Linear Readout of Neural Manifolds with Continuous Variables
Department of Physics and Kempner Institute, Harvard University | Center for Computational Neuroscience, Flatiron Institute
30秒速读
IN SHORT: This paper addresses the core challenge of quantifying how the geometric structure of high-dimensional neural population activity (neural manifolds) determines the efficiency of linearly decoding continuous variables, amidst complex neural variability.
核心创新
- Theory Develops the first statistical-mechanical theory of 'regression capacity,' extending manifold capacity theory from discrete classification to continuous regression problems.
- Methodology Derives closed-form analytical formulas for regression capacity in synthetic models (e.g., spherical manifolds) and provides an instance-based estimator applicable to finite, real-world datasets.

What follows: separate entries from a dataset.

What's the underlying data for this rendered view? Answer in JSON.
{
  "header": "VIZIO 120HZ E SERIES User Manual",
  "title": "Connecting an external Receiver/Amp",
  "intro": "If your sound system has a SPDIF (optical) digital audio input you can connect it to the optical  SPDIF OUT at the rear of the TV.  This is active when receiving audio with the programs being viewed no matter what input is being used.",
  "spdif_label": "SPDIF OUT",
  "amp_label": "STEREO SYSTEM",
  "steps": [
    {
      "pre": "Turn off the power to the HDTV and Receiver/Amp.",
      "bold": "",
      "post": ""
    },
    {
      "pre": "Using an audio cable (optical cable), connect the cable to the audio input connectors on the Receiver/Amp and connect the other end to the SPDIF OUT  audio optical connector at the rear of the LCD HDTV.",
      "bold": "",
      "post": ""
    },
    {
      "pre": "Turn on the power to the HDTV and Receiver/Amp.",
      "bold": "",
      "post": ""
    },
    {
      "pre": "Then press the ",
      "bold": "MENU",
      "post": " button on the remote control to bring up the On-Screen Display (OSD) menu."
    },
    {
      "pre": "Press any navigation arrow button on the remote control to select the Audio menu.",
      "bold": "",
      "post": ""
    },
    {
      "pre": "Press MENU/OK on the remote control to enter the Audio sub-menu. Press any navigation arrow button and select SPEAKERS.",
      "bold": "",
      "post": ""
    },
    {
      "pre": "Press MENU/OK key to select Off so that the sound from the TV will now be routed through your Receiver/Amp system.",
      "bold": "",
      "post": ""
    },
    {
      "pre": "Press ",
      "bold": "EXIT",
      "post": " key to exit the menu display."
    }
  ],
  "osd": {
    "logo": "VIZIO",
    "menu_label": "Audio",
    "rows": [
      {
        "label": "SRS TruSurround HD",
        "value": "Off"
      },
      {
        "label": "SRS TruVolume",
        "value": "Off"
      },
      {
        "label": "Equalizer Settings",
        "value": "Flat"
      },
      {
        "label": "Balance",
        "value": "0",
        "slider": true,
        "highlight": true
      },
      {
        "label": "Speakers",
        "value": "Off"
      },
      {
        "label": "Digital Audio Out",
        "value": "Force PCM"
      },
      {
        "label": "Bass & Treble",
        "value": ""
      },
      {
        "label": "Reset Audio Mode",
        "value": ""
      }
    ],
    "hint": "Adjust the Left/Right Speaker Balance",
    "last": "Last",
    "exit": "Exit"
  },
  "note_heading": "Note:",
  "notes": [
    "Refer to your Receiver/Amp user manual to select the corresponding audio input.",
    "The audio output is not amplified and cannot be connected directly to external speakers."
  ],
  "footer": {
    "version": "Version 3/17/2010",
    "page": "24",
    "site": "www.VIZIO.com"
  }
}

- Biology Applies the framework to primate visual cortex data, quantitatively demonstrating a monotonic increase in linear decodability for object pose parameters (size, position) along the ventral stream (pixels → V4 → IT).
主要结论
- For synthetic spherical manifold models, regression capacity α decreases with increasing manifold dimensionality D and equivalent radius R_equiv (e.g., capacity drops as D increases for fixed R_equiv).
- In the mean-field model for point-like manifolds, capacity depends solely on the asymptotically equivalent tolerance ε_equiv = ε/(σ√(1-ρ)), where σ scales labels and ρ controls label correlations.
- Application to macaque ventral stream data shows regression capacity for object size and position increases (critical dimension N_crit decreases) from early (pixels) to late (IT) processing stages, indicating more efficient geometric organization for linear readout.
摘要: Brains and artificial neural networks compute with continuous variables such as object position or stimulus orientation. However, the complex variability in neural responses makes it difficult to link internal representational structure to task performance. We develop a statistical-mechanical theory of regression capacity that relates linear decoding efficiency of continuous variables to geometric properties of neural manifolds. Our theory handles complex neural variability and applies to real data, revealing increasing capacity for decoding object position and size along the monkey visual stream.